Single molecule FRET (Forster resonance energy transfer) is very powerful method for studying biomolecular binding dynamics and conformational transitions. Only a few donor - acceptor dye pairs have been characterized for use in single-molecule FRET (smFRET) studies. Hence, introducing and characterizing additional FRET dye pairs is important in order to widen the scope of applications of single-molecule FRET in biomolecular studies. Here we characterize the properties of the Cy3.5 and Cy5.5 dye pair under FRET at the single-molecule level using naked double-stranded DNA (dsDNA) and the nucleosome. We show that this pair of dyes is photostable for ~ 5 min under continuous illumination. We also report Cy3.5-Cy5.5 FRET proximity dependence and stability in the presence of several biochemical buffers and photoprotective reagents in the context of double-stranded DNA. Finally, we demonstrate compatibility of the Cy3.5-Cy5.5 pair for smFRET in vitro studies of nucleosomes.

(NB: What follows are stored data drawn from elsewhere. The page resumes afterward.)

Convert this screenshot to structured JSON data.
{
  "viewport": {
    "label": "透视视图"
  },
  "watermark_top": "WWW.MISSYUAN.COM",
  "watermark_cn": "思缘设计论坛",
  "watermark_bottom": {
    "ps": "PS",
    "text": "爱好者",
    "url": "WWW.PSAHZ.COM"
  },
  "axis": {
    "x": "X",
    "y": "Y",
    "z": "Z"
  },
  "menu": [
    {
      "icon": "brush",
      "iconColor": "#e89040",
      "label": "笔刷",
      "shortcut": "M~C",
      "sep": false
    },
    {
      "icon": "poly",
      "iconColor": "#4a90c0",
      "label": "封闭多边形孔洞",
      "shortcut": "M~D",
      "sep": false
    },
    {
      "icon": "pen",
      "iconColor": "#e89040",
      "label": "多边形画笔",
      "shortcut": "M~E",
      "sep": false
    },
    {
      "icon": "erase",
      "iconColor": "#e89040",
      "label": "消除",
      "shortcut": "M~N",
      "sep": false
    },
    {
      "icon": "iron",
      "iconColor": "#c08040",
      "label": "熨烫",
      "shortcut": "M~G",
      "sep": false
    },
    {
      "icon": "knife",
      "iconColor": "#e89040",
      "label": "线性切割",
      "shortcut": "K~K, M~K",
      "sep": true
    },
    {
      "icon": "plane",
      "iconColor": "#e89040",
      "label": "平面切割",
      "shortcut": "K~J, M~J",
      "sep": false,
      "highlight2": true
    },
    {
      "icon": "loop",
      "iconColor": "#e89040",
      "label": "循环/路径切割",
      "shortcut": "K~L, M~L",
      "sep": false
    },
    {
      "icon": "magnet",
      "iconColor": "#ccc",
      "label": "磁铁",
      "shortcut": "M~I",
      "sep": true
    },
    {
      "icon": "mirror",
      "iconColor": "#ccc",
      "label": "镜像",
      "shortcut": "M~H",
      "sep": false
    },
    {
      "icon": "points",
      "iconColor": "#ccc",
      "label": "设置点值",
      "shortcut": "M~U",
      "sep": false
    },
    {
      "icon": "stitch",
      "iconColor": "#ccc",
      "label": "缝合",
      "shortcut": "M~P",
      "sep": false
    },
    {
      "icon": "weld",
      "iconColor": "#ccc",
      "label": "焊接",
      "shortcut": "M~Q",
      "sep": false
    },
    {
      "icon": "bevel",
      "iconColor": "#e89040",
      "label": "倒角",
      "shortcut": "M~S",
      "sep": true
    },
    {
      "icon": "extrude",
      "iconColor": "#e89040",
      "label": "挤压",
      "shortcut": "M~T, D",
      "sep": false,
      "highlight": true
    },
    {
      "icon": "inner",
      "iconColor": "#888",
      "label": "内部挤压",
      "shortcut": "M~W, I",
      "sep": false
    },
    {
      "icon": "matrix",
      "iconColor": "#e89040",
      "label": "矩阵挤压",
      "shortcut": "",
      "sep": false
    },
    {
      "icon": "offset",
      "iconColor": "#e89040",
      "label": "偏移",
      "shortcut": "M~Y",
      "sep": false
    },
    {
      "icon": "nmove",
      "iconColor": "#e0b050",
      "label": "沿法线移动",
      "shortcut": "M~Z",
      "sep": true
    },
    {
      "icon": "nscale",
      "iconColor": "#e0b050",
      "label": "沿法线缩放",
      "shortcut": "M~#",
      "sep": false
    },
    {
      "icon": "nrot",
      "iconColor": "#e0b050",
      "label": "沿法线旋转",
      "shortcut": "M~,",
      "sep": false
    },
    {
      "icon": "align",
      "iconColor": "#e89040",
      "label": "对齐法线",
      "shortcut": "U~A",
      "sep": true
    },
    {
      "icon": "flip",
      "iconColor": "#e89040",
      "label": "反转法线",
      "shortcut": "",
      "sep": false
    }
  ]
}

单分子 FRET（福斯特共振能量转移）是研究生物分子结合动力学和构象转变的非常有效的方法。只有少数供体-受体染料对已被表征用于单分子 FRET (smFRET) 研究。因此，为了扩大单分子 FRET 在生物分子研究中的应用范围，引入和表征额外的 FRET 染料对非常重要。在这里，我们使用裸双链 DNA (dsDNA) 和核小体在单分子水平上表征 FRET 下 Cy3.5 和 Cy5.5 染料对的特性。我们证明这对染料在连续照明下可耐光约 5 分钟。我们还报告了 Cy3.5-Cy5。5 在双链 DNA 的背景下，存在多种生化缓冲液和光保护试剂时的 FRET 邻近依赖性和稳定性。最后，我们证明了 Cy3.5-Cy5.5 对在核小体 smFRET 体外研究中的相容性。